A near miss is a close call – an unplanned event that could have caused injury, illness, or damage but didn’t. For example, a worker slips on a wet floor but catches themselves before falling. No one was hurt, but the hazard that nearly caused harm is still there.

The difference between a near miss and an accident is the outcome. A near miss could have caused harm but didn’t; an accident actually results in injury, illness, or damage. Both often share the same root cause – the thing separating them could have been luck or quick action. This is why near misses are treated as early warnings of accidents.

Most everyday near misses are not reportable under RIDDOR. However, near misses that fall into one of the 27 “dangerous occurrence” categories in Schedule 2 of RIDDOR – such as the failure of lifting equipment or contact with overhead power lines – must be reported to the HSE, even though no one was injured.

Common examples include a scaffold pole falling into an empty area, a forklift nearly hitting a pedestrian, the wrong medication being caught before it’s administered, or someone tripping on a cable without falling.

Each is an event that nearly caused harm.

Near misses are leading indicators of accidents.

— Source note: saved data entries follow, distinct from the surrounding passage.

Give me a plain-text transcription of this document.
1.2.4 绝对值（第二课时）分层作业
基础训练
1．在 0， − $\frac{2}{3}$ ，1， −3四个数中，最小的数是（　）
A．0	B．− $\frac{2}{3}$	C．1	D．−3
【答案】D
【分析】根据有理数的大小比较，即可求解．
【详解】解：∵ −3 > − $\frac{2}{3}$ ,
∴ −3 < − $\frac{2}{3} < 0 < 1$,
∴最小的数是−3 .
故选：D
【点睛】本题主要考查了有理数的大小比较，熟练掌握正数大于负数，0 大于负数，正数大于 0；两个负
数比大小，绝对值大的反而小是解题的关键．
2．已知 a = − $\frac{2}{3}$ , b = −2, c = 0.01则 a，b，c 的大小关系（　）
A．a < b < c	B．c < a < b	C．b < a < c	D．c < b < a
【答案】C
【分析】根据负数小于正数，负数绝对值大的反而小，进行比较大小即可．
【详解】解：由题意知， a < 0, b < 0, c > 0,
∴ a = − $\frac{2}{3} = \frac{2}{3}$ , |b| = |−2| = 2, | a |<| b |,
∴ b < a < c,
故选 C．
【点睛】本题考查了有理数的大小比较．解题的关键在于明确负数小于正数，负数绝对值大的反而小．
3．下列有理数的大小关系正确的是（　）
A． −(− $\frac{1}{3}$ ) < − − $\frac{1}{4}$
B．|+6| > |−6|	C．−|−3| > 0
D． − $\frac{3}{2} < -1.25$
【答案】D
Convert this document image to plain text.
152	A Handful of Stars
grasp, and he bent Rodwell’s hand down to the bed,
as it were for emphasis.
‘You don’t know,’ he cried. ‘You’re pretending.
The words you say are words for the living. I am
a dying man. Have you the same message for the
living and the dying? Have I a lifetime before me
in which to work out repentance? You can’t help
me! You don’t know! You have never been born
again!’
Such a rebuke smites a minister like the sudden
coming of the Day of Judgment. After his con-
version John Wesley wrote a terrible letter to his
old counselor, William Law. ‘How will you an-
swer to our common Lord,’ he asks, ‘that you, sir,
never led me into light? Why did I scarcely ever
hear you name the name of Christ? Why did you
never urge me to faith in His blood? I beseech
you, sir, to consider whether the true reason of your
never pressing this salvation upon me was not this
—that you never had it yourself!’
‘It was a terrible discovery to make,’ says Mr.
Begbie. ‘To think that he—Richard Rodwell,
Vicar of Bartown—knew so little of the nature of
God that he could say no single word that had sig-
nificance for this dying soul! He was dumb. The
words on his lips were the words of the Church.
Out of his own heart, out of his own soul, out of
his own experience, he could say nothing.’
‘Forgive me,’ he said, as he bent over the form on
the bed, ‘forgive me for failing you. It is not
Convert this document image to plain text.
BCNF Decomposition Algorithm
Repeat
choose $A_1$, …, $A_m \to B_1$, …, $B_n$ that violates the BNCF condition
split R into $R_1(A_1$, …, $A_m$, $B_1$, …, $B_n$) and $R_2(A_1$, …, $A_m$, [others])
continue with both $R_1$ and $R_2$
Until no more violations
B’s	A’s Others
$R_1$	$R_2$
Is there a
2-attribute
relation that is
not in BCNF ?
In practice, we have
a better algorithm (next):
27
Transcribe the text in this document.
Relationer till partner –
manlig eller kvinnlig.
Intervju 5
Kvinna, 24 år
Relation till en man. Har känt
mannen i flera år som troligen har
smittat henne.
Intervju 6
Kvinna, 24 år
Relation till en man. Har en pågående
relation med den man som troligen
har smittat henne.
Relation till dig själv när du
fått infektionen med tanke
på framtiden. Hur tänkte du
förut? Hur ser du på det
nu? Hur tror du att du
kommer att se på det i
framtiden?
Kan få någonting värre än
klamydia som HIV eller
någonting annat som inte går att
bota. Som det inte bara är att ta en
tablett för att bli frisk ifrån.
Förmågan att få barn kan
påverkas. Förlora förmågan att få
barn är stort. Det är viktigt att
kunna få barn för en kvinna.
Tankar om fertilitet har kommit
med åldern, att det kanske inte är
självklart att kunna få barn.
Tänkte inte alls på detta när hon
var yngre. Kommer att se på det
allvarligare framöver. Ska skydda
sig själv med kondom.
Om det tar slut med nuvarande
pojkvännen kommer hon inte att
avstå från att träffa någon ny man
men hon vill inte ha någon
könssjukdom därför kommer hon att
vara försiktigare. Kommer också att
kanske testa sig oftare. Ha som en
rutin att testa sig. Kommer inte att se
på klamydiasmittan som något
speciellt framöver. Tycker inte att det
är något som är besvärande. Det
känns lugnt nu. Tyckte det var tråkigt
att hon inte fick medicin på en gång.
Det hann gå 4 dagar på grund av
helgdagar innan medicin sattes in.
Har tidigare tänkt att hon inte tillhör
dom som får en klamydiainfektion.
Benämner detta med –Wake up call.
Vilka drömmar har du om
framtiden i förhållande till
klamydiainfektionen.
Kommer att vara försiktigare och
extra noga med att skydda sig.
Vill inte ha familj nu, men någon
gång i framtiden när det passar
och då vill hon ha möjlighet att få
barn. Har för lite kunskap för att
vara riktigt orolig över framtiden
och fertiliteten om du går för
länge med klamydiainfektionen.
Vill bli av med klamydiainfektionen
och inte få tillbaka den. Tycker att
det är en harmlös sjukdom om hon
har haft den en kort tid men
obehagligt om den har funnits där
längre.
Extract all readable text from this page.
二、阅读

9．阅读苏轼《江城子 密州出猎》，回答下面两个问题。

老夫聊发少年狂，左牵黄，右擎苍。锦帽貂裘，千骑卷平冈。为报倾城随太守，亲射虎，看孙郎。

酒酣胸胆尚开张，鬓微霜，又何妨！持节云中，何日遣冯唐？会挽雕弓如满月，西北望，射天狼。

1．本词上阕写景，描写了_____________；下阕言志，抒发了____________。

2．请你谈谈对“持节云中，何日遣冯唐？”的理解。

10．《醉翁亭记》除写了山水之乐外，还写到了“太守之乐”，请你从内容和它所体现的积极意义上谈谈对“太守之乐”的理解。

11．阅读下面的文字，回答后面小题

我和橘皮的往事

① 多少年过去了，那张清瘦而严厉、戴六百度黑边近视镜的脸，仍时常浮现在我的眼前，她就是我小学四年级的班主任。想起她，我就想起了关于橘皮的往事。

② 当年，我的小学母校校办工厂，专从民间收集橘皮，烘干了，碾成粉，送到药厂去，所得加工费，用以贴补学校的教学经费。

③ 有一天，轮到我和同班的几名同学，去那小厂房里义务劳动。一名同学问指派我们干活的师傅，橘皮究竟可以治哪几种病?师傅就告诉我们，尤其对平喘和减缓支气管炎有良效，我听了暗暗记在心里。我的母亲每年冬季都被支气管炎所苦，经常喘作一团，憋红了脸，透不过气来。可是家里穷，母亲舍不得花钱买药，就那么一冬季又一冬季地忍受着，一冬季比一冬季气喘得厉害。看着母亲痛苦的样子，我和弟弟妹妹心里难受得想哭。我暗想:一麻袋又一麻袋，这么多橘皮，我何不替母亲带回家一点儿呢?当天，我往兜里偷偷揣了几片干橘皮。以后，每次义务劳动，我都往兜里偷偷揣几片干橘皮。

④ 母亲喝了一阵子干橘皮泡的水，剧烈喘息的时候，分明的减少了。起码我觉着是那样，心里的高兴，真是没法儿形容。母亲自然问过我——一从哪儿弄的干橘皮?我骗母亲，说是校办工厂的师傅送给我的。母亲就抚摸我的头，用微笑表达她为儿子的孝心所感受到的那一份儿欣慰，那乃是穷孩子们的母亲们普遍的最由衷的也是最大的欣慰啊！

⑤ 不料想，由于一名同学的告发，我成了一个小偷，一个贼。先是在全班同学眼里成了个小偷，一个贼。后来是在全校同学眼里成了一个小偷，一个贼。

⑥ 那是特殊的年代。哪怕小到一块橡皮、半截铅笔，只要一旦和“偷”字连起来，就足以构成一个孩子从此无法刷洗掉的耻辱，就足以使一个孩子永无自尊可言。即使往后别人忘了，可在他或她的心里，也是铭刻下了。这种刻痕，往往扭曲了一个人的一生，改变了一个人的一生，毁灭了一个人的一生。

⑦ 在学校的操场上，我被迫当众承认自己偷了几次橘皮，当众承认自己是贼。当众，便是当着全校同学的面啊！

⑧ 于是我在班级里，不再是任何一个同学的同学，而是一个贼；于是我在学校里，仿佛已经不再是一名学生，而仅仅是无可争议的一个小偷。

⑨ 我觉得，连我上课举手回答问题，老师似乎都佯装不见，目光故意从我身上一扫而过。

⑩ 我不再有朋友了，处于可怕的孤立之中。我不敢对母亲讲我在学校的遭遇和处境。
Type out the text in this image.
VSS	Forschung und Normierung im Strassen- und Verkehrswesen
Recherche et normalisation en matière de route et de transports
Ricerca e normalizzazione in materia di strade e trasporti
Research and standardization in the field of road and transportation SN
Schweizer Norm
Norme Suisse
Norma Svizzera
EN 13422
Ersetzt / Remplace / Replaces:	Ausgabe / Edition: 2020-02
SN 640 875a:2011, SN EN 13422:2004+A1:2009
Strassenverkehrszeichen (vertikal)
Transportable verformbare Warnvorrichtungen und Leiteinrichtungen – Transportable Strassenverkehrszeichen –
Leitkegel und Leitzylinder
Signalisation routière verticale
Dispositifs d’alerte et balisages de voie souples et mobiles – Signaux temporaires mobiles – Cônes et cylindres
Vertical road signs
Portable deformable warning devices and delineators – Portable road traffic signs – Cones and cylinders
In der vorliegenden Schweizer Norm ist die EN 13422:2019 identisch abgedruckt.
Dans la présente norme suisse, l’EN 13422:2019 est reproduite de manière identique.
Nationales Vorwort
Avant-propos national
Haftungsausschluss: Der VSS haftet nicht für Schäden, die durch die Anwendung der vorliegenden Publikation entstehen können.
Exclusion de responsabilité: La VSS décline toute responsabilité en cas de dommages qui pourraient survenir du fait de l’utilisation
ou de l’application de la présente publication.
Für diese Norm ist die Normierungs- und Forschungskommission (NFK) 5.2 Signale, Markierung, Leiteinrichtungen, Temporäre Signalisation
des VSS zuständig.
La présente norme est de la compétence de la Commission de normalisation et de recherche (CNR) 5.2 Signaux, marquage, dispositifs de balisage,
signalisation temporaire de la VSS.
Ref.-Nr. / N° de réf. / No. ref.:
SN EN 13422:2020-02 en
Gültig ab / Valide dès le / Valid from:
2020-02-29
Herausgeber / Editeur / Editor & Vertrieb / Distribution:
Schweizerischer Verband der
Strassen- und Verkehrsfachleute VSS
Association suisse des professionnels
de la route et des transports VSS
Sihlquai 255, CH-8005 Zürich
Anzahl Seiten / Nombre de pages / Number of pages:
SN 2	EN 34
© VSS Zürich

Research suggests there are dozens to hundreds of near misses for every serious injury. Reporting them lets you identify and fix hazards before they cause harm, rather than only learning lessons after an injury has already happened.

At a minimum, a near miss report should include: the date, time and location; a description of what happened and what could have happened; who was involved or present; the conditions at the time; the immediate action taken; and suggested measures to prevent it from recurring.

The more detail, the better for investigation.